Studies related to CEV are few, making each more valuable, some topics that I have not had time to cover, but would like to suggest to prospective researchers are:

Solvability of remaining problems

Historical perspectives on problems

Likelihood of solving problems before 2050

How humans have dealt with unsolvable problems in the past

[-]diegocaleiro13y130

Vote up here if you would like Troubles With CEV not upgraded to Main. Comment below for Karma Balance.

[This comment is no longer endorsed by its author]Reply

[+]diegocaleiro13y-130

[-]torekp13y00

Please clarify argument 6c. I'd be interested in your response to this Nick Bostrom paper.

[-]diegocaleiro13y00

As you can see here I've had more than my fair share of philosophy readings for this life. Besides, Bostrom himself advises that you read his newer stuff.
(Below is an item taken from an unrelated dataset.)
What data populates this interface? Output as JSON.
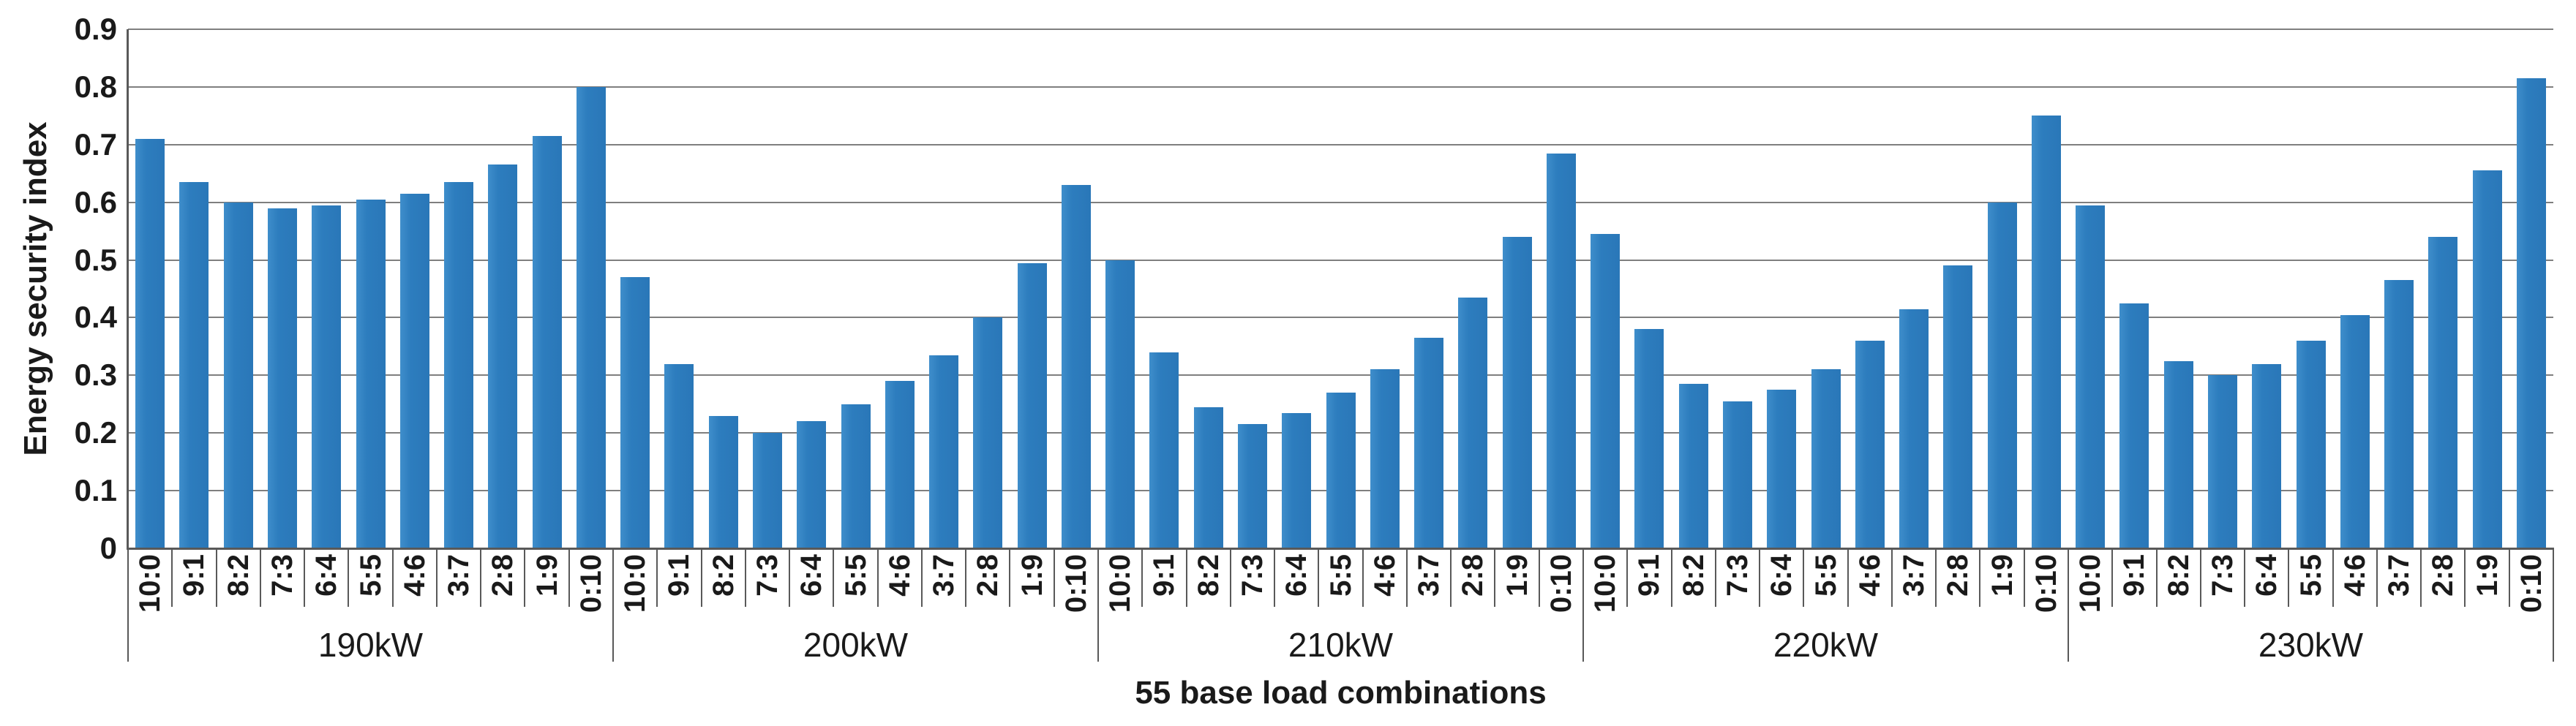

To clarify: In an unknown language; Think that six words in a row can mean anything. 20 words with two repetitions, almost anything. 2000 words with 400 repetitions, much less (there are fewer structures in the world that could correspond to that structure) and so on. So a whole library has very few allowable interpretations, even if in an unknown language. Some words though have a less than clear meaning. People use them meaning slightly different things, or vastly different things. 'God' is an exemplar word in that regard. Many people use it. but it still could be so many different things. If you had to pick up one thing, people would be left. If an AGI had to pick up one meaning, it would be doing the wrong thing. Instead of actually considering the reference of each separate token of the word 'god', it would misascribe the same meaning for all instances. This would increase coherence of the CEVed people, but it would not be a precise extrapolation of them.
God is a mongrel concept

This would increase coherence of the CEVed people, but it would not be a precise extrapolation of them.

Aha, that makes more sense. But the first part might not be true, if the CEVer has a large enough database on each person. Any increase of group-wide coherence might come at the cost of a greater loss of intra-personal coherence. If my 'god' is Spinoza's and most people's is a hairy thunderer, the interpreter will make (greater) nonsense of my usage (than needs be) if it construes me as talking about the same thing.